That's perfectly normal. He's trying to adjust to his new surroundings, and he's probably exploring the cage while you all are asleep. As long as you bond with him efficiently, he'll tweak his sleeping schedule to wake up earlier so you guys can hold him and play with him. My hamsters would consecutively wake up between 5 - 6 pm, knowing that as soon as I saw them awake, I'd pick them up.
You really do need to get him used to your scent, though, so he doesn't get accustomed to you not having your hand in his cage. What kind of cage is he in? My hamsters always freaked out in wire cages, they preferred the security of an aquarium, or any type of cage that didn't expose them like wire cages do.
Try offering him a piece of food, and if he doesn't take it, put it near him. Try doing that several times a day.
I earned my hamster's trust by giving them a situation in which to decide to trust me, or not. Whenever I get a hamster, I leave the box they came in in their cage with them. They'll often use it to nest because it's a dark area that already has their scent. Generally some time after they slowly edge out and start exploring, they'll get on top of the box and seem unsure of how to get down, that's when I put my hand, palm up, right next to the box. And they can decide whether to use my hand to get down(if they crawl onto it, I'll slowly decline my hand to the bottom of the cage, and wait until they walk off of it on their own before removing it), or they'll hop down on their own.
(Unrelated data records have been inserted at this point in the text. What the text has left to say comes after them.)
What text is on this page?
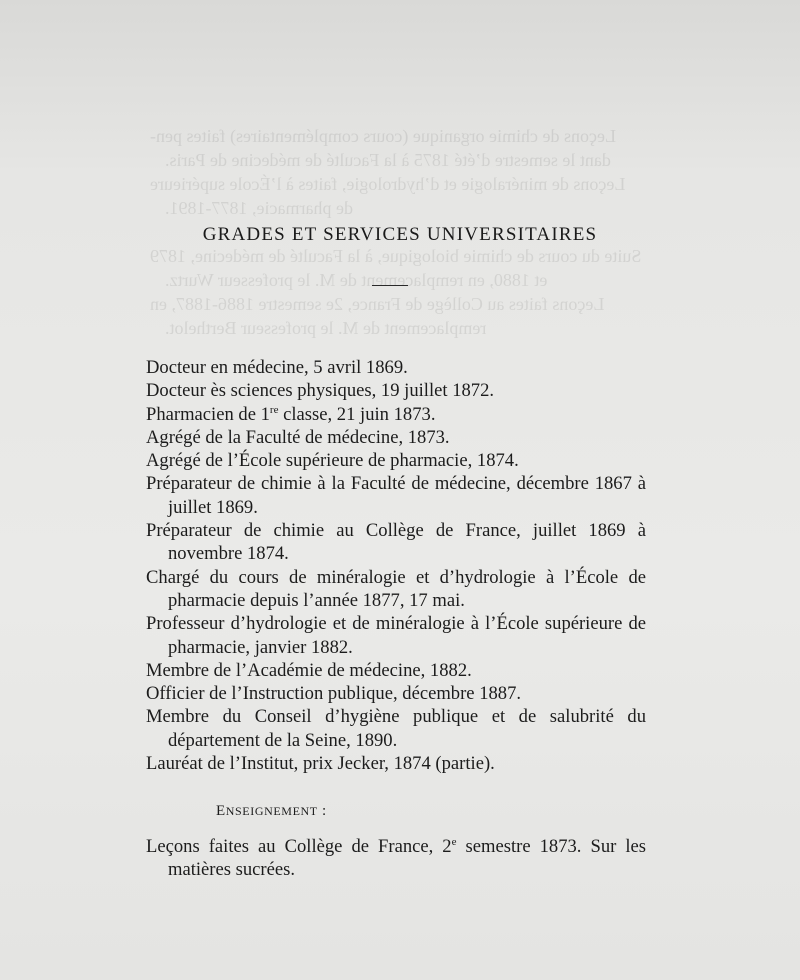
Leçons de chimie organique (cours complémentaires) faites pen-
dant le semestre d’été 1875 à la Faculté de médecine de Paris.
Leçons de minéralogie et d’hydrologie, faites à l’École supérieure
de pharmacie, 1877-1891.
Suite du cours de chimie biologique, à la Faculté de médecine, 1879
et 1880, en remplacement de M. le professeur Wurtz.
Leçons faites au Collège de France, 2e semestre 1886-1887, en
remplacement de M. le professeur Berthelot.
GRADES ET SERVICES UNIVERSITAIRES
Docteur en médecine, 5 avril 1869.
Docteur ès sciences physiques, 19 juillet 1872.
Pharmacien de 1re classe, 21 juin 1873.
Agrégé de la Faculté de médecine, 1873.
Agrégé de l’École supérieure de pharmacie, 1874.
Préparateur de chimie à la Faculté de médecine, décembre 1867 à juillet 1869.
Préparateur de chimie au Collège de France, juillet 1869 à novembre 1874.
Chargé du cours de minéralogie et d’hydrologie à l’École de pharmacie depuis l’année 1877, 17 mai.
Professeur d’hydrologie et de minéralogie à l’École supérieure de pharmacie, janvier 1882.
Membre de l’Académie de médecine, 1882.
Officier de l’Instruction publique, décembre 1887.
Membre du Conseil d’hygiène publique et de salubrité du département de la Seine, 1890.
Lauréat de l’Institut, prix Jecker, 1874 (partie).
ENSEIGNEMENT :
Leçons faites au Collège de France, 2e semestre 1873. Sur les matières sucrées.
I don't like the method of just leaving your hand in there without a purpose when they're still trying to get used to everything, because generally, they'll just avoid it anyway, and it probably makes them feel like it's an invasion of their territory. Which is why, when introducing them to my scent, I first keep their box in the cage so they already have a dark area with their scent in a new, foreign cage, and whenever I put my hand in there, it's never in there for too long, and it's either to help them down from on top of the box, or to offer food. At first, when they take the piece of food from me(pinched between my fingertips), they'll snag it and run away to their safe place. But eventually they'll nibble at it and continue to let me hold it for them, or gently take it and sit right there eating it,
When they get to that point, it's a safe bet that you can leave your hand in there at prolonged periods of time without fear of being bit, just make sure every time your hand is in there, it's doing something useful, so he doesn't associate your hand exclusively with food. Try rustling the bedding up some away from him, so he gets used to disturbances, and so your scent gets on his bedding.